Year: 2018 Source: Journal of Abnormal Child Psychology. (2018). doi: 10.1007/s10802-018-0435-5 SIEC No: 20180482

Although suicide remains a leading cause of death for adolescents, risk factors beyond diagnoses and suicide attempt history remain unclear. We examined whether cognitive style and temperament impact risk for an early, yet still clinically relevant and distressing, form of suicidality: active suicidal ideation. We used binary logistic regression to test whether brooding, inattention, and impulsivity predicted significantly increased risk for suicidal ideation in a sample of 134 twins, 46 of whom endorsed active suicidal ideation (i.e., probands), as well as probands’ cotwins and matched controls. When comparing probands with controls and controlling for depression diagnoses, brooding (B = 0.73, Odds Ratio [OR] = 2.07, p = 0.021), inattention (B = 1.09, OR = 2.98, p < 0.001), and impulsivity (B = 0.91, OR = 2.47, p = 0.001) differentiated probands from controls, individually. We compared probands with their cotwins using the same approach, which allowed us to account for variance in suicidal ideation risk related to twins’ shared, familial characteristics (e.g., prenatal environment, neighborhood); inattention was the only significant predictor of suicidal ideation risk (B = 0.66, OR = 1.93, p = 0.020).
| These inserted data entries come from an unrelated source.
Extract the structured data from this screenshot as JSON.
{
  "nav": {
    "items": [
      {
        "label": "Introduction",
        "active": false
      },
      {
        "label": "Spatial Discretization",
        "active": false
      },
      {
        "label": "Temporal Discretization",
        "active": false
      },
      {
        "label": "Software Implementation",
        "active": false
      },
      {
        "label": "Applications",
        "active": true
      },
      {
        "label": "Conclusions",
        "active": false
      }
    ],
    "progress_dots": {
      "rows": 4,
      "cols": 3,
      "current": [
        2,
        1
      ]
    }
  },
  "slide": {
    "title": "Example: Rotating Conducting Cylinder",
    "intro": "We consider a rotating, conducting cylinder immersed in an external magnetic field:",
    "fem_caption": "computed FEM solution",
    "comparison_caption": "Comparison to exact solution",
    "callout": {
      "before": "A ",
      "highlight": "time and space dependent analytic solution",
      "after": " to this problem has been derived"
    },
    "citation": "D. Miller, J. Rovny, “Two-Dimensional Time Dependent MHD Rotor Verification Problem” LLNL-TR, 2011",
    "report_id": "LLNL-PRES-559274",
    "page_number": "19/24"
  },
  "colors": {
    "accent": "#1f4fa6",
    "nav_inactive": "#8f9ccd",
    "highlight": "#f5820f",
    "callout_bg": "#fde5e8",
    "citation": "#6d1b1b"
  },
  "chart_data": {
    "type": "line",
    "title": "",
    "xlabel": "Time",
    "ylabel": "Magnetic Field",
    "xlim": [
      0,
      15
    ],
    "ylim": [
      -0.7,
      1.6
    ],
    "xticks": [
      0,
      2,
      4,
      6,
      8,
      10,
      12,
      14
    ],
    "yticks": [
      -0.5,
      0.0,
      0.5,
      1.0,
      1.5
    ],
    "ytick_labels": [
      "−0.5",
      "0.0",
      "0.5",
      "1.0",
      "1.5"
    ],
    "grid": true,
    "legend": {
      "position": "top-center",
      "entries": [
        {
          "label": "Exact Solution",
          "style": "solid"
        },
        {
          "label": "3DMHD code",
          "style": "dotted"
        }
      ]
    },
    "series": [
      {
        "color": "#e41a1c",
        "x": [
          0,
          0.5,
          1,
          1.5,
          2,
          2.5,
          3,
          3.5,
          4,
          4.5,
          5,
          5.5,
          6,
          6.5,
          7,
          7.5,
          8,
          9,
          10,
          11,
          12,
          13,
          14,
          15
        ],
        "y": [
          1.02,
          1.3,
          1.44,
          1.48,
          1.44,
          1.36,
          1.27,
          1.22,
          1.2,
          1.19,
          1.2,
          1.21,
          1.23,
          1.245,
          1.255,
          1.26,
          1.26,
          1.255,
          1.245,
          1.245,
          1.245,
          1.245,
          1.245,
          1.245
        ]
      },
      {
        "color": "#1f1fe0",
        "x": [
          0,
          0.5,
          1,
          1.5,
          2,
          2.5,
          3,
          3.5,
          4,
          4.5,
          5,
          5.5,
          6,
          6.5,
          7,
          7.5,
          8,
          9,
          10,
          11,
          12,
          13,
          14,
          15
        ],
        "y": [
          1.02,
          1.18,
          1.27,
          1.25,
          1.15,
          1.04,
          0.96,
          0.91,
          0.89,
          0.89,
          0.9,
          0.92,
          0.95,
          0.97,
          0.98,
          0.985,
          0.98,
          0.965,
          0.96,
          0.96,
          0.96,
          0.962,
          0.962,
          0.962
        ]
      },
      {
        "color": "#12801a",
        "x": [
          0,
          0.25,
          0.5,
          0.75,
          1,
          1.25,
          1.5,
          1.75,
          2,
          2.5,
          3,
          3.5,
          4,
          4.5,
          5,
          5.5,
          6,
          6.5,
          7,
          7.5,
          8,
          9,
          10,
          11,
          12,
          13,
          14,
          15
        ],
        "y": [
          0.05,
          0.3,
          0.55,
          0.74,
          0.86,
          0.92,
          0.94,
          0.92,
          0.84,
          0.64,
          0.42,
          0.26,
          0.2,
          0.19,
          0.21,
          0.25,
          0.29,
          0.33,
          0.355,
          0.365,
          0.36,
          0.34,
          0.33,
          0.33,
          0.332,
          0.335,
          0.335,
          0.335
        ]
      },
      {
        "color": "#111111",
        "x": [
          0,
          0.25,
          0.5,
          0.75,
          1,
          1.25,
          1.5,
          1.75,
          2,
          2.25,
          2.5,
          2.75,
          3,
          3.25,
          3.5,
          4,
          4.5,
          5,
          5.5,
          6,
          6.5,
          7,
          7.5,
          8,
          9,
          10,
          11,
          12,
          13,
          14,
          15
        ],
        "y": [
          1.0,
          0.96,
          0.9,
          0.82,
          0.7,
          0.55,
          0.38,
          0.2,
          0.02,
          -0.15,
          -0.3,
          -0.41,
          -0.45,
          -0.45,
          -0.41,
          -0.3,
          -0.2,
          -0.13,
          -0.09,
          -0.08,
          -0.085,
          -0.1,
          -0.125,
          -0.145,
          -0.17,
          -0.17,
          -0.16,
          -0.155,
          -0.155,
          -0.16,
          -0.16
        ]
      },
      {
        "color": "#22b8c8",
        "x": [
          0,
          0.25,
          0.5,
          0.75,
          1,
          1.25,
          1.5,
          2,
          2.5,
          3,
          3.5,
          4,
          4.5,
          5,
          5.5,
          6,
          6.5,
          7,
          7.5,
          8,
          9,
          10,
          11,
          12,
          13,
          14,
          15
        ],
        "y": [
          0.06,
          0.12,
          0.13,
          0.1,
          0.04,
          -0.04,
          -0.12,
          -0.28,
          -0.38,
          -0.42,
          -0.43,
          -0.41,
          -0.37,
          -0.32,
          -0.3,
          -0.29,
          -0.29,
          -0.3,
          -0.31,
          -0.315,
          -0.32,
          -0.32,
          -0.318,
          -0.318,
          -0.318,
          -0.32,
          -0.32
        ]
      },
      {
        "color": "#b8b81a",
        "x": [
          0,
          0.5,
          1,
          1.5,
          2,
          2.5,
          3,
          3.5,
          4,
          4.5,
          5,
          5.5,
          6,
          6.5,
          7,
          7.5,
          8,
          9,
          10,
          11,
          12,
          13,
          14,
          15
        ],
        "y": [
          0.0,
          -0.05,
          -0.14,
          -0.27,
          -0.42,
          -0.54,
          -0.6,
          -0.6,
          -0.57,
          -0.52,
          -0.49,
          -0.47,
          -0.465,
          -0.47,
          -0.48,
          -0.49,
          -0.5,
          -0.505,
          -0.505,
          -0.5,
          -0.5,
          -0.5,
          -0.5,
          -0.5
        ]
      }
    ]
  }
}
We then fit a logistic regression model that included all three predictors. Only inattention predicted significantly increased likelihood of suicidal ideation in proband versus controls and proband versus cotwin comparisons (B = 0.88, OR = 2.40, p = 0.024 and B = 0.67, OR = 1.96, p = 0.045, respectively). These results highlight the potential utility of examining novel, more proximal risk factors for suicidal ideation in addition to more established distal factors, like suicide attempt history and psychiatric diagnoses.